Guys, please help me with the following problem.
I have encountered the famous “cannot simultaneously fetch multiple bags” error because I have two Lists in my Parent Entity. Here is a scratch of code:
class Manager{
@OneToMany(cascade = CascadeType.ALL)
@Fetch(FetchMode.JOIN)
@IndexColumn(name = "id")
private List<Action> actions;
@OneToMany(cascade = CascadeType.ALL)
@Fetch(FetchMode.JOIN)
@IndexColumn(name = "id")
private List<Activity> activities;
(...)
}
The mapping is unidirectional.
OK, I have googled that I can use IndexColumn annotation to fix it. I have implemented that, as you see, and now I dont get the mentioned exception. But the problem is that now if I want to get all Managers from db I receive MORE manager instances that really exist!

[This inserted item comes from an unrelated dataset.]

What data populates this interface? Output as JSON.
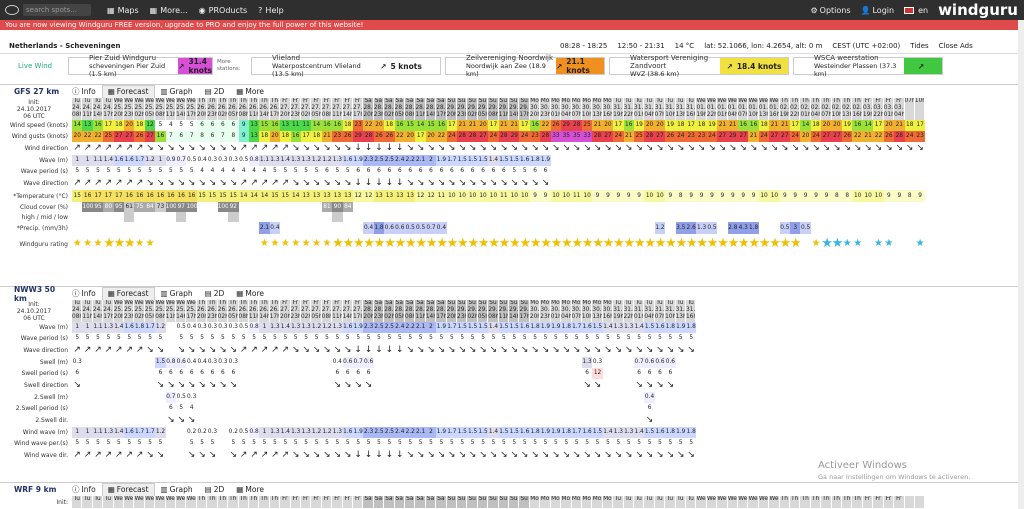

For example 9 Manager instances if I have only 1 manager and 3 child instances in each collection. I can understand why this happens: Hibernate produces a select which looks like
select ... from Manager this_
left outer join manager_action actions3_ on this_.id=actions3_.Manager_id
left outer join Action action4_ on actions3_.actions_id=action4_.id
left outer join Manager_Activity activities5_ on this_.id=activities5_.Manager_id
left outer join Activity activity6_ on activities5_.activities_id=activity6_.id
… and it really fetches MORE rows than one.
Why this happens?
How can I fix it?
Hibernate makes a cartesian product and doesn’t dedeuplicate in this case. Cartesian products like this (3 actions * 3 activities = 9 rows) only work well with Sets instead of Lists.

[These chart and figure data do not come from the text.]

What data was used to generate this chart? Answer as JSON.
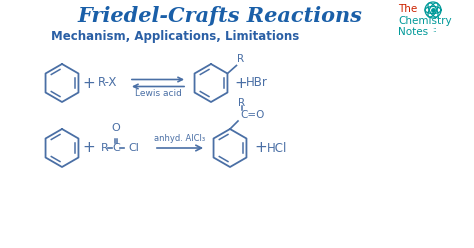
{
  "title": "Friedel-Crafts Reactions",
  "subtitle": "Mechanism, Applications, Limitations",
  "bg_color": "#ffffff",
  "title_color": "#1a5fa8",
  "subtitle_color": "#2a5fa5",
  "chem_color": "#4a6fa5",
  "logo_the_color": "#cc2200",
  "logo_chem_color": "#009999",
  "logo_notes_color": "#009999",
  "logo_atom_color": "#009999",
  "rxn1_label": "Lewis acid",
  "rxn2_label": "anhyd. AlCl₃"
}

Even with two Sets, you should maybe avoid these kinds of cartesian products. Think about it: retrieving just one manager with 100 actions and 100 activities retrieves 10,000 rows from the database. You should perhaps make two queries:
That would make only 200 rows instead of 10,000. And the result will be the same because the activities will be attached to the same Manager instance in the session. It will also avoid the duplication problem you’re having.